Our best day in Sihanoukville was spent on a boat. While Cloud had to spend the whole day sick in bed, Helen, Sharon and I went snorkelling and scuba diving. I was the only westerner on the adventure, since our guide was also Korean. This made our expedition numbers 3 Koreans, 2 Cambodians and one American. On our trip out to the dive spot the sun started shining. We passed one of the strangest sights I've ever seen, the most expensive hotel in Cambodia. It's a five-star, ludicrously expensive man-made island hotel that looks like a castle and is only accessible by boat.

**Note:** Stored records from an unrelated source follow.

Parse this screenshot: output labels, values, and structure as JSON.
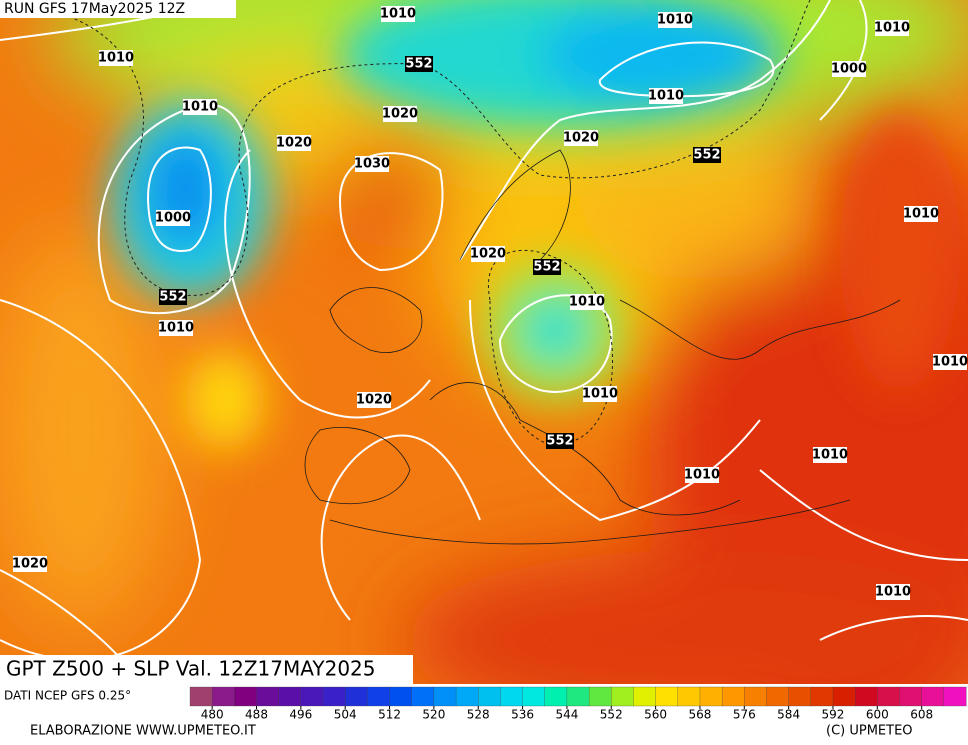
{
  "header": {
    "run": "RUN GFS 17May2025 12Z"
  },
  "map": {
    "title": "GPT Z500 + SLP Val. 12Z17MAY2025",
    "contour_labels": [
      "1010",
      "1010",
      "1010",
      "1010",
      "552",
      "1000",
      "1010",
      "1020",
      "1010",
      "1020",
      "1020",
      "552",
      "1030",
      "1010",
      "1000",
      "1020",
      "552",
      "552",
      "1010",
      "1010",
      "1010",
      "1010",
      "1020",
      "552",
      "1010",
      "1010",
      "1020",
      "1010"
    ]
  },
  "legend": {
    "source": "DATI NCEP GFS 0.25°",
    "lim": [
      476,
      616
    ],
    "ticks": [
      480,
      488,
      496,
      504,
      512,
      520,
      528,
      536,
      544,
      552,
      560,
      568,
      576,
      584,
      592,
      600,
      608
    ],
    "colors": [
      "#a0406e",
      "#8b1a8b",
      "#800080",
      "#6a0d9a",
      "#5a10a8",
      "#4a18b8",
      "#3a20c8",
      "#2030d8",
      "#1040e8",
      "#0050f0",
      "#0070f8",
      "#0090f8",
      "#00a8f8",
      "#00c0f0",
      "#00d8f0",
      "#00e8e0",
      "#00f0b0",
      "#20e880",
      "#60e840",
      "#a0f020",
      "#e0f000",
      "#ffe000",
      "#ffc800",
      "#ffb000",
      "#ff9800",
      "#f88000",
      "#f06800",
      "#e85000",
      "#e03800",
      "#d82000",
      "#d00820",
      "#d8104a",
      "#e01070",
      "#e81098",
      "#f010c0"
    ]
  },
  "footer": {
    "credit": "ELABORAZIONE WWW.UPMETEO.IT",
    "copyright": "(C) UPMETEO"
  }
}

The last time I dove was two years ago in Kenya
Finished with the diving, I felt free. No longer bothered by heavy equipment, I busied myself with snorkeling and doing backlflips off the top of the boat. I was also able to join Helen and Sharon as they played in the ocean. It was fun to coach Helen into taking her life jacket off and try to tread water on her own. For a beginner, she did pretty well (she just started taking lessons last year). After a wonderful day at sea, we ate at a Korean restaurant, played cards and drank some cocktails with Connor, the Irish bus companion.
Back to Phnom Penh (PP)
The bus back to PP was as noisy as the bus to Sihanoukville was cold. Loud TVs played repetitive Cambodia songs the whole way. When we arrived we were surrounded by dozens of our closest friends offering us rides anywhere we wanted to go. We managed to escape the crowd and find a bus to Siem Reap for Cloud and Sharon. They would be flying out later the day. Helen and I eventually hired the most persistent driver to take us to our guidebook recommended place, the Royal Guesthouse
We relaxed in our royal room and then wandered around the city. Despite a bad first impression, the city had many fine attractions worth walking for. The river, though brown, was wide and full of interesting boat traffic. There is a large palace and some well-kept museums. We checked out the National Museum, which was nice, but incredibly cluttered and lacking in info. After we treated ourselves to some Irish grub, quite tasty. With plans to go out and experience the night life, we went home and napped, waking up the next morning...oops.
Saving the best for last
This is not just a cheesy cliche to keep you reading. My favorite part of PP and possibly all of Cambodia was the Tuol Sleng Genocide Museum. Although it took us a long time to get there, it was worth it. I thought we could walk there, but I was judging distances pretty inaccurately. After exploring a mall, a grocery store and walking for too many hot blocks, we finally hired a Tuk-tuk.
Upon arrival, amputees and other unfortunates, most likely around for the Khmer occupation, beg for money. Formerly a High School, the Khmer Rouge used Security Prison 21 (S-21) as an interrogation facility, torture center and extermination camp. Of the 17,000 people imprisoned in four years, there were only 12 known survivors. In the first building, I was struck by the simple gruesomeness
The next building was shocking for the amount of detail. Every victim was photographed and catalogued. The record keeping was pretty astounding. Thankfully for family and friends, most of the victims are known. The amount of information about the regime, torture methods and victims was fascinating and impressive. I wanted to stay for much longer, but we needed to catch our flight. Due to time, we didn't get to look at the other buildings.
Leaving with a sour taste
On our way back to the hotel the tuk-tuk driver got lost and wouldn't listen to me about where to go. Finally, he stopped and asked another driver who told him to do what I had already told him. Back at the guesthouse, we quickly packed all of our stuff and took another driver to the airport. When we arrived at the airport, we realized my watch was an hour fast and we were plenty early...ahh
By the time I was boarding the plane for Thailand, I was happy to be leaving the country. Although I am glad I went, I don't think I will ever go back to Cambodia again.